Password Gen

What makes a password strong — entropy explained

Password strength is measured in bits of entropy, which represents how many guesses an attacker would need to try all possible passwords of the same length and character set. Entropy = log₂(character_set_size^password_length). A 12-character password using uppercase, lowercase, digits, and symbols (a character set of roughly 95) has about 78 bits of entropy — considered very strong.

To understand the scale: a modern GPU can attempt around 10–100 billion password guesses per second against a simple hash. At 100 billion guesses/second, a 60-bit entropy password would take about 33 years to crack on average. A 78-bit password would take longer than the age of the universe. Length matters more than complexity: a 16-character all-lowercase password has more entropy than a 10-character password with all character types.

The best passwords are long, random, and unique per site. A password manager generates and remembers them for you — you only need to remember one strong master password. Never reuse passwords: if one site is breached, credential stuffing attacks try those credentials against thousands of other sites automatically.

How this generator uses the Web Crypto API

This tool generates passwords using window.crypto.getRandomValues(), the browser's cryptographically secure pseudorandom number generator (CSPRNG). This is fundamentally different from Math.random(), which is a pseudorandom number generator (PRNG) with predictable output if the seed is known.

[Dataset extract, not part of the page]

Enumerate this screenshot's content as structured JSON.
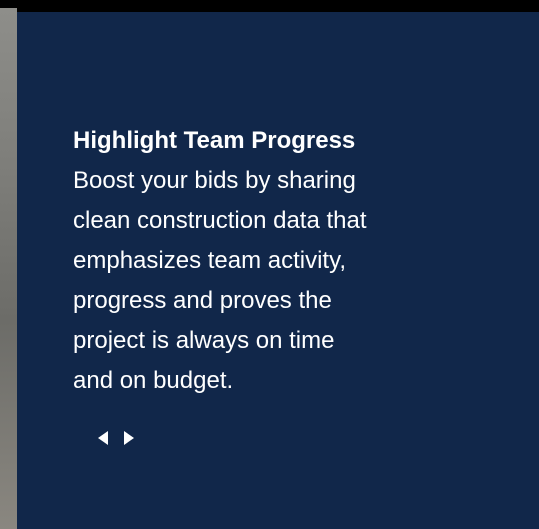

The Web Crypto API draws its randomness from the operating system's entropy pool, which is seeded by unpredictable physical events: mouse movements, keyboard timing, network packet arrival times, and hardware noise. This makes the output computationally indistinguishable from true randomness and safe for security-sensitive applications.

The generation process works by creating a typed array of random bytes, then mapping each byte to the character set you've selected using a rejection-sampling approach. Rejection sampling ensures that every character in your character set has exactly equal probability of being chosen — there is no bias toward characters that appear early in the set.

Password best practices — what security experts actually recommend

NIST (the US National Institute of Standards and Technology) published updated password guidelines in 2017 that overturned decades of conventional wisdom. The key findings:

Length beats complexity. A 15-character passphrase made of random words ("correct horse battery staple") is more secure and far more memorable than a shorter, symbol-heavy password like "P@ssw0rd!". Require length, not mandatory symbols.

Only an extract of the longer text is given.